IKEA is Sweden and Coca-Cola is America. This can sound reductive, but the idea we have of many countries and cultures often originates from the companies that communicated it to us. And the same occurs for social, economic and political matters, since the information communicated by businesses helps to form public opinion.
There’s a problem of short memory and astigmatism in evaluating the relation between companies and information. The amnesia refers to the fact that businesses have always given out information. They are one of the central players in the field of communication, essential sources for specific matters that concern them and promoters not only of brands and products but also, as Morcellini pointed out, of “discussions on common social goals”. On the other hand, the eyesight defect, which regards both companies and external observers, concerns the difficulty to focus on the role of the Internet in corporate communication.
Internet has not excluded companies from information, it has often taken them by surprise, in other cases it has obliged them to rediscover this task and adapt their communication to new languages and models. Morcellini also said that on the Web and social media “there is the need for content that is certified and validated by qualified professionals”, and this is why the combination information-company and the concept of a journalist who serves a company have a purpose and especially a future.

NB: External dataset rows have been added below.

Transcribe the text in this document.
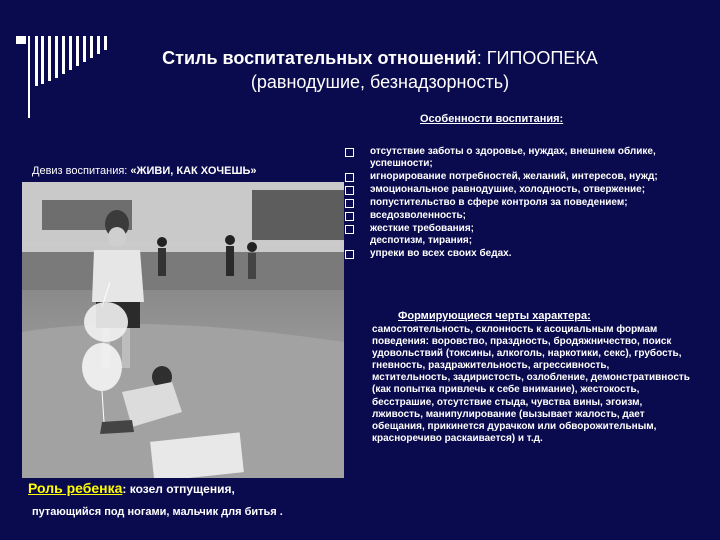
Стиль воспитательных отношений: ГИПООПЕКА
(равнодушие, безнадзорность)
Девиз воспитания: «ЖИВИ, КАК ХОЧЕШЬ»
Особенности воспитания:
отсутствие заботы о здоровье, нуждах, внешнем облике, успешности;
игнорирование потребностей, желаний, интересов, нужд;
эмоциональное равнодушие, холодность, отвержение;
попустительство в сфере контроля за поведением;
вседозволенность;
жесткие требования;
деспотизм, тирания;
упреки во всех своих бедах.
Формирующиеся черты характера:
самостоятельность, склонность к асоциальным формам поведения: воровство, праздность, бродяжничество, поиск удовольствий (токсины, алкоголь, наркотики, секс), грубость, гневность, раздражительность, агрессивность, мстительность, задиристость, озлобление, демонстративность (как попытка привлечь к себе внимание), жестокость, бесстрашие, отсутствие стыда, чувства вины, эгоизм, лживость, манипулирование (вызывает жалость, дает обещания, прикинется дурачком или обворожительным, красноречиво раскаивается) и т.д.
Роль ребенка: козел отпущения,
путающийся под ногами, мальчик для битья .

The 2.0 press office is an actual fact and from a privileged viewpoint, granted to me by my activity at Enel, I can say that this adaption and rediscovery of communication (using the parameters of journalism) is a constant factor that has lately undergone a great acceleration.
Companies are a middle land and Enel is among those that pave the way from the traditional model to that imposed by the digital revolution. We have had a TV for a decade, increasingly directed to the production of contents for the Web. Three years ago we started a radio which also follows parameters of information tout court. We also have a great number of Web supports (corporate and country sites); a social presence that goes back a few years and goes well beyond Facebook and Twitter; a corporate blog like enelsharing in which we give increasing importance to storytelling, also referred to the company and its employees.
“Companies show difficulty in talking about and proposing themselves” Morcellini said. This strain can be overcome when the integration between internal and external communication starts, accelerated precisely by the continuousrequest to “talk about and propose themselves” that the Web addresses to companies.
Thanks to the Internet (and not as a negative effect of it) brand promotion is once again an aspect of corporate communication, but not the only one. And here again I agree with Morcellini: “The Web acknowledges quality more than print media and this is another reason why companies must communicate adequately online”.
“I don’t care what you say about me, as long as you say something about me, and as long as you spell my name”, said the father of musicals, George Michael Cohan – not Oscar Wilde, as I often read. This quote synthesizes the extreme drift from a communication that follows the 1.0 marketing model. The good news is that companies can’t afford this anymore and they know it.